The Ofi Press Magazine

International Poetry and Literature from Mexico City

Poetry Review

 

The Rain on Cruise’s Street by Edward O’Dwyer
Salmon Poetry
82 pages

€12.00

Review by Andrew Taylor, Nottingham, England.

Published in The Ofi Press issue 50 

 

 

It's always a good start when opening a book of poems, in this case a debut collection of poems, to get along with the first thing that greets you. The poem 'Just by Chance' locates the reader in Limerick (Ireland) 'on an average Wednesday' but the poem is distinctly un-average.

Love is the predominant theme, yet we don't feel voyeuristic as the lovers idle their time. The repeated refrain offers us a clue to the magicality of the scene as two swans appear on cue:

 

            Then, surely, it was just by chance of the way of the tide
            that a pair of swans came floating out from the bridge’s far side

 

            towards us, and so I learned that swans mate for life
            just by chance you’d read it somewhere once, but couldn’t
                  remember where.

 

O’Dwyer has a good eye and as the collection develops we see these observations come to the fore. Again, the theme of love is present.

A particularly strong poem is ″The Red Window’ Poems″. Moving away from punctuation and offering an almost Williamsian approach to line length, the poem (it has a dedicatee – Kerry Hardie) is perfectly placed in the collection in terms of ordering. The collection slows a little at this point, which is always a good thing. This shows a certain maturity in a writer who is relatively young (O’Dwyer is in his early 30s). The poem starts with the stark line ‘Illness kept her there’ the domesticity of the scenario is made clear in the third stanza ‘the room filled / by the uncertain-of-itself light / of winter afternoons’.  The sound of the wind which enters the room ‘picking itself up slowly / pained’ brings us back to the illness of the opening line. The final stanza is excellent. The pained wind ‘lifting a poem / into the red frame’, with its sense of movement tinged with sadness as the poem seeks to remove itself from the situation. Stirring stuff.

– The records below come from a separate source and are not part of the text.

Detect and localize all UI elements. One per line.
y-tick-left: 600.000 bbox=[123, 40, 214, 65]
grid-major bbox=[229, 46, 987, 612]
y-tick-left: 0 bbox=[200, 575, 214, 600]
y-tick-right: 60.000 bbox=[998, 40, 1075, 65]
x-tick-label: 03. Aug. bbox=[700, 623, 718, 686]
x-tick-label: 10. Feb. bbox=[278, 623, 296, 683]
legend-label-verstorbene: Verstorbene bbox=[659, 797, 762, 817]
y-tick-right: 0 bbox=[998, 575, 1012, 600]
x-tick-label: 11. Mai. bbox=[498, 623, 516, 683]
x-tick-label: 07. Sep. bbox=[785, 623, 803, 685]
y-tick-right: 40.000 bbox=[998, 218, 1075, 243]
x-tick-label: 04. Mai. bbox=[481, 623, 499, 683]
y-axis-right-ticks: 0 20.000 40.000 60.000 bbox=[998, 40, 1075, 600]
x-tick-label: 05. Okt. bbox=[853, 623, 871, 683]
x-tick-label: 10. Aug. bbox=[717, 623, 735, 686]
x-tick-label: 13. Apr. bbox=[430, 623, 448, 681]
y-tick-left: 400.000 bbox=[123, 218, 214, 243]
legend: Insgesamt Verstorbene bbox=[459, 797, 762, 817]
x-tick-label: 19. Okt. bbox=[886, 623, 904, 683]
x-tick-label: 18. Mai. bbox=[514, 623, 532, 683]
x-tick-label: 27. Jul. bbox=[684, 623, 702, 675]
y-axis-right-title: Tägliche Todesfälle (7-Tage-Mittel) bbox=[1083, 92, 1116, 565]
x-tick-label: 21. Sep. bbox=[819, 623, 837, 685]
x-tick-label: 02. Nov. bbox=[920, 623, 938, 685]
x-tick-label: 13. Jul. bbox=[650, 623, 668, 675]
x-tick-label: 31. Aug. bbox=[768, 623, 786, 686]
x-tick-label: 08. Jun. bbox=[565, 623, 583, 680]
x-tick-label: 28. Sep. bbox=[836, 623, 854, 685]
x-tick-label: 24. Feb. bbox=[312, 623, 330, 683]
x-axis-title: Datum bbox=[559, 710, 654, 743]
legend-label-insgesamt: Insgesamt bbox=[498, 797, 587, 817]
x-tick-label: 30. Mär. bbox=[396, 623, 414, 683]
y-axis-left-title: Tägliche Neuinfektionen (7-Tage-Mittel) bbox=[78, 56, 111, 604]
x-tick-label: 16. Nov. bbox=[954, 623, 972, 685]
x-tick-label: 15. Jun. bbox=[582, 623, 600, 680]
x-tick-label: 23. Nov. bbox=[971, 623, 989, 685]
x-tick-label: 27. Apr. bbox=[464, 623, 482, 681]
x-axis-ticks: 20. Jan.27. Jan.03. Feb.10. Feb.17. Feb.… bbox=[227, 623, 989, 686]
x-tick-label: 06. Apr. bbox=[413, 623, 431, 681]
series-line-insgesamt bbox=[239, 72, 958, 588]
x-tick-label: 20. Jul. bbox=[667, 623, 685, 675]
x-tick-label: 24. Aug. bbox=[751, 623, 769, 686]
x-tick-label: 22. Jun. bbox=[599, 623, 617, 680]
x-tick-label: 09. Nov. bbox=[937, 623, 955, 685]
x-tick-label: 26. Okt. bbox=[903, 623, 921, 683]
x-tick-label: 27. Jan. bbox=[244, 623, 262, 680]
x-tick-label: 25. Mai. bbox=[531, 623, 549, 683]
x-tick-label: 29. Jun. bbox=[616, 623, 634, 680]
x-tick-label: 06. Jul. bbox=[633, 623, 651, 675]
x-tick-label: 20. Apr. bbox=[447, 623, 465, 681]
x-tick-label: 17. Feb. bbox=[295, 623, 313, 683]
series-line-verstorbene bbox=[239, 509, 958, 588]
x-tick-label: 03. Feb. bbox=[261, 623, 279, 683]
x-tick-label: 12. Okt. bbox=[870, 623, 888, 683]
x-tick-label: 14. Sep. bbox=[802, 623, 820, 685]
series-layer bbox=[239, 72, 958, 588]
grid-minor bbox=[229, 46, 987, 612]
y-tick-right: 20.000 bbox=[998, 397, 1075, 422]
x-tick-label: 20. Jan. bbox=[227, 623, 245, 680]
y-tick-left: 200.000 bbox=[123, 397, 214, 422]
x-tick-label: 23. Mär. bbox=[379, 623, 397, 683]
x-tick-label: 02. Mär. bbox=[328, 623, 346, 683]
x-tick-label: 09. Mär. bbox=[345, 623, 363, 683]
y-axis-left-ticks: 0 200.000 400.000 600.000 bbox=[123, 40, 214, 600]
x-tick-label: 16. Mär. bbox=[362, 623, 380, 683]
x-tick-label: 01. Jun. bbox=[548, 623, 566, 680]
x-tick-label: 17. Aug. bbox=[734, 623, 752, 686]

O’Dwyer moves away from the theme of love on occasion. This too, is welcome. ‘The Rain on Cruiser’s Street’ is a long collection. As with all debut collections (as with debut albums/CDs) there is often a desire to highlight the best poems one has written to date. In a longer collection such as this, sometimes pruning (and saving) some poems is advisable.  There is a really strong collection of love poems in this book and perhaps when O’Dwyer shifts away from these poems, the collection seems stronger.

‘A Corpse in Snow’ is one of those kind of poems that tells a story concisely and yet  doesn’t manage to feel like one of those poems that is merely a retelling a tale. This is refreshing as so many ‘story poems’ end up with the reader asking ‘So what?’. Opening with the birth and naming of the ‘victim’ character in the poem (it’s Summer) we swiftly move to the deathly attack where she lies ‘limp-stiff, / naked flesh turned powder-blue […]’ Though these images seem familiar, contextually, they seem fresh and vivid. Presented in non-rhyming couplets, again with a Williamsian emphasis on enjambment, strengthening the readerly experience:

 

                        on her jaw; in the gaping wound

                        below her chin –

                       

                        the clean slice
                        of a Winter’s frozen blade.

 

Throughout this collection the stronger poems at times seem swamped. ‘Snow’ is a good example of a strong poem that somehow feels lost amongst the other poems. The ‘wilderness of silence’, and the building excitement as the snow has fallen, alongside the useful bedroom analogies of pillows and ‘new duvets’, all lead to an exacting final image of:

 

no tantalising snowflakes
remaining to be kissed

from a lover’s pink nose.

 

This is a wonderful image to finish with.

 

Overall, this is a strong collection with some sterling poems. There is a sense that fewer poems would have benefitted the collection as a whole. This is quite common is debut collections and should not put off any potential readers who enjoy vivid, imagistic work. O’Dwyer is a poet whose work rewards re-reading and further engagement.